Realität versus Mythos
Der Mythos Büdchen lebt – er wird ja auch aktiv gefördert. 2020 hat das Land NRW die Trinkhallenkultur im Ruhrgebiet zum Kulturerbe erhoben. Begründung: „Der soziale Zusammenhalt spielt eine zentrale Rolle: Trinkhallen nehmen als typische Treffpunkte eine wichtige Funktion für die Nachbarschaft ein und stellen Orte der Integration und des Austausches dar.“ Am 17. August können wir das wieder feiern beim „Tag der Trinkhallen“. Dann machen ausgewählte Kioske Programm mit Musik, Kleinkunst und kreativen Aktionen. Die Bude wird also durchaus als touristisches Kapital wahrgenommen.
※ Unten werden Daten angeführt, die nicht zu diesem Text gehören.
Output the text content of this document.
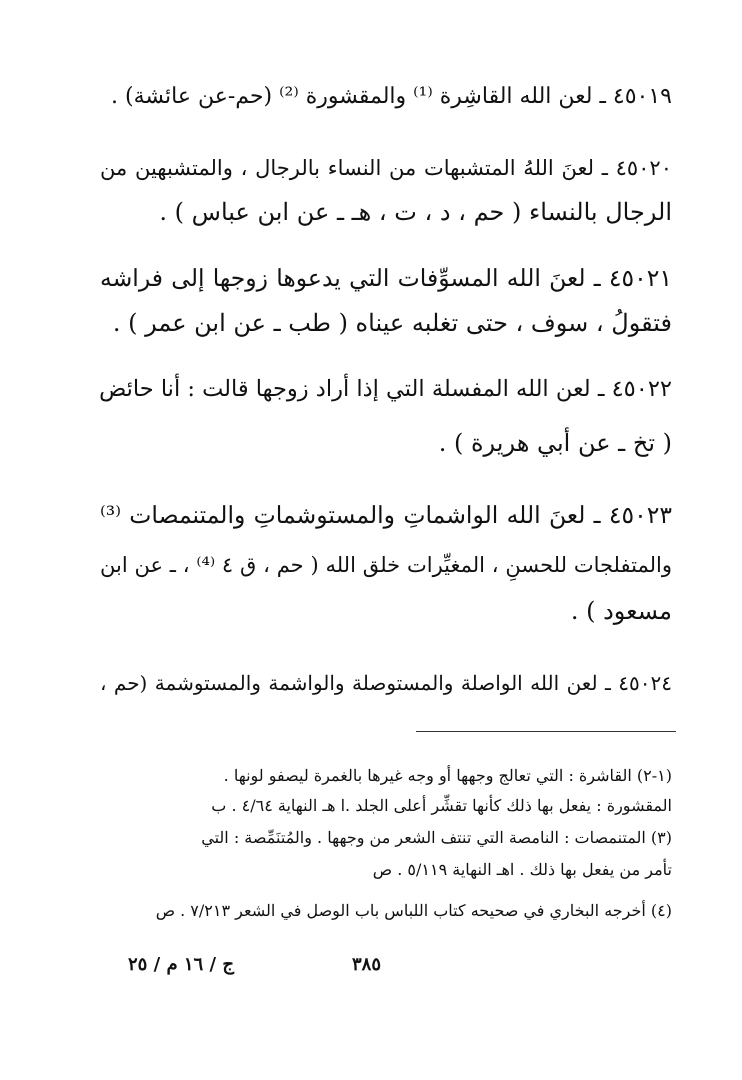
٤٥٠١٩ ـ لعن الله القاشِرة ⁽¹⁾ والمقشورة ⁽²⁾ (حم-عن عائشة) .
٤٥٠٢٠ ـ لعنَ اللهُ المتشبهات من النساء بالرجال ، والمتشبهين من
الرجال بالنساء ( حم ، د ، ت ، هـ ـ عن ابن عباس ) .
٤٥٠٢١ ـ لعنَ الله المسوِّفات التي يدعوها زوجها إلى فراشه
فتقولُ ، سوف ، حتى تغلبه عيناه ( طب ـ عن ابن عمر ) .
٤٥٠٢٢ ـ لعن الله المفسلة التي إذا أراد زوجها قالت : أنا حائض
( تخ ـ عن أبي هريرة ) .
٤٥٠٢٣ ـ لعنَ الله الواشماتِ والمستوشماتِ والمتنمصات ⁽³⁾
والمتفلجات للحسنِ ، المغيِّرات خلق الله ( حم ، ق ٤ ⁽⁴⁾ ، ـ عن ابن
مسعود ) .
٤٥٠٢٤ ـ لعن الله الواصلة والمستوصلة والواشمة والمستوشمة (حم ،
(١-٢) القاشرة : التي تعالج وجهها أو وجه غيرها بالغمرة ليصفو لونها .
المقشورة : يفعل بها ذلك كأنها تقشِّر أعلى الجلد .ا هـ النهاية ٤/٦٤ . ب
(٣) المتنمصات : النامصة التي تنتف الشعر من وجهها . والمُتنَمِّصة : التي
تأمر من يفعل بها ذلك . اهـ النهاية ٥/١١٩ . ص
(٤) أخرجه البخاري في صحيحه كتاب اللباس باب الوصل في الشعر ٧/٢١٣ . ص
٣٨٥
ج / ١٦ م / ٢٥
Natürlich gibt es Buden, die genau so ausgerichtet sind, die sich schick machen. Andere stellen Tische und Bänke auf, entwickeln sich zur Gastronomie. Der bekannte „Bergmann Kiosk“ im Westen der Dortmunder Innenstadt macht beides, allerdings ist hier das sonstige Angebot eher Beiwerk zum Hauptprodukt: dem Bergmann Pils aus der eigenen Brauerei. Ein Sonderfall.
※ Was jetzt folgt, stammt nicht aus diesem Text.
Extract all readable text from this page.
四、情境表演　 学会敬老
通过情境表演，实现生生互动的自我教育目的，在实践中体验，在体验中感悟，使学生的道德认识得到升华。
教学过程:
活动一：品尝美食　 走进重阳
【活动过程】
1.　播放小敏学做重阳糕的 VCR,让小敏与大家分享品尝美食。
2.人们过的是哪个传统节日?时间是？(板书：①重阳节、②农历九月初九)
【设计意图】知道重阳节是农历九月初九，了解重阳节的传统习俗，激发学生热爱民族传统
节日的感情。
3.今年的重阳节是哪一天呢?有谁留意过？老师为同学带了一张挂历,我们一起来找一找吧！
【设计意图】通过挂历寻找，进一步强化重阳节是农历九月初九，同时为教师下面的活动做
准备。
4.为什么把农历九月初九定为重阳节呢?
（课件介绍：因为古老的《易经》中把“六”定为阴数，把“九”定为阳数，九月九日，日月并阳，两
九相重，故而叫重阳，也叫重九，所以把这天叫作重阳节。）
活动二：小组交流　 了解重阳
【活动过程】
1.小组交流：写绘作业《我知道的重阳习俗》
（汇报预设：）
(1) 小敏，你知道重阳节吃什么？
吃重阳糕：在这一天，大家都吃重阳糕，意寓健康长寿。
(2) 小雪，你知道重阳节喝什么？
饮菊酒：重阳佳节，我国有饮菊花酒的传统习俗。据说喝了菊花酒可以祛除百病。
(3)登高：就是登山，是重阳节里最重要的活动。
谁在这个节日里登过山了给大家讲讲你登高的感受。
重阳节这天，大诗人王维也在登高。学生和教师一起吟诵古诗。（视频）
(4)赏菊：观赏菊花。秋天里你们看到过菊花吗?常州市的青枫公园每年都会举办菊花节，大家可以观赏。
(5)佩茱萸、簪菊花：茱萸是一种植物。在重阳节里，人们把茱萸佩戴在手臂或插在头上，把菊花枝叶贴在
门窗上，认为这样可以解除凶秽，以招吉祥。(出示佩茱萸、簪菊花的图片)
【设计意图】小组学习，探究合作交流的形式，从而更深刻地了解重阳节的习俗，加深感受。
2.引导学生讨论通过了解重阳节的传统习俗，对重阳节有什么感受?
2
Die Realität sieht für viele Betreiber anders aus. Es ist kein Zufall, dass die Betreiber zunehmend Migranten sind. Hier hilft oft die Familie. Und man ist bereit, für wenig Geld viel zu arbeiten. Aber ist das nicht Selbstausbeutung? Röhm zögert. „Von außen könnte man sagen: Die arbeiten 80 bis 100 Stunden in der Woche und kommen gerade über die Runden. Aber was dem entgegensteht, ist das, was die Betreiber mit dem Kiosk verbinden.“ Sie erleben ihn als Chance, sich aus eigener Kraft eine wirtschaftliche Existenz aufzubauen. Sie merken, dass sie eine Rolle spielen in der Nachbarschaft, dass sie zu Vertrauenspersonen werden. Und vielleicht fördern die Trinkhallen auch auf diese Weise das Zusammenwachsen. Das gilt es zu erforschen.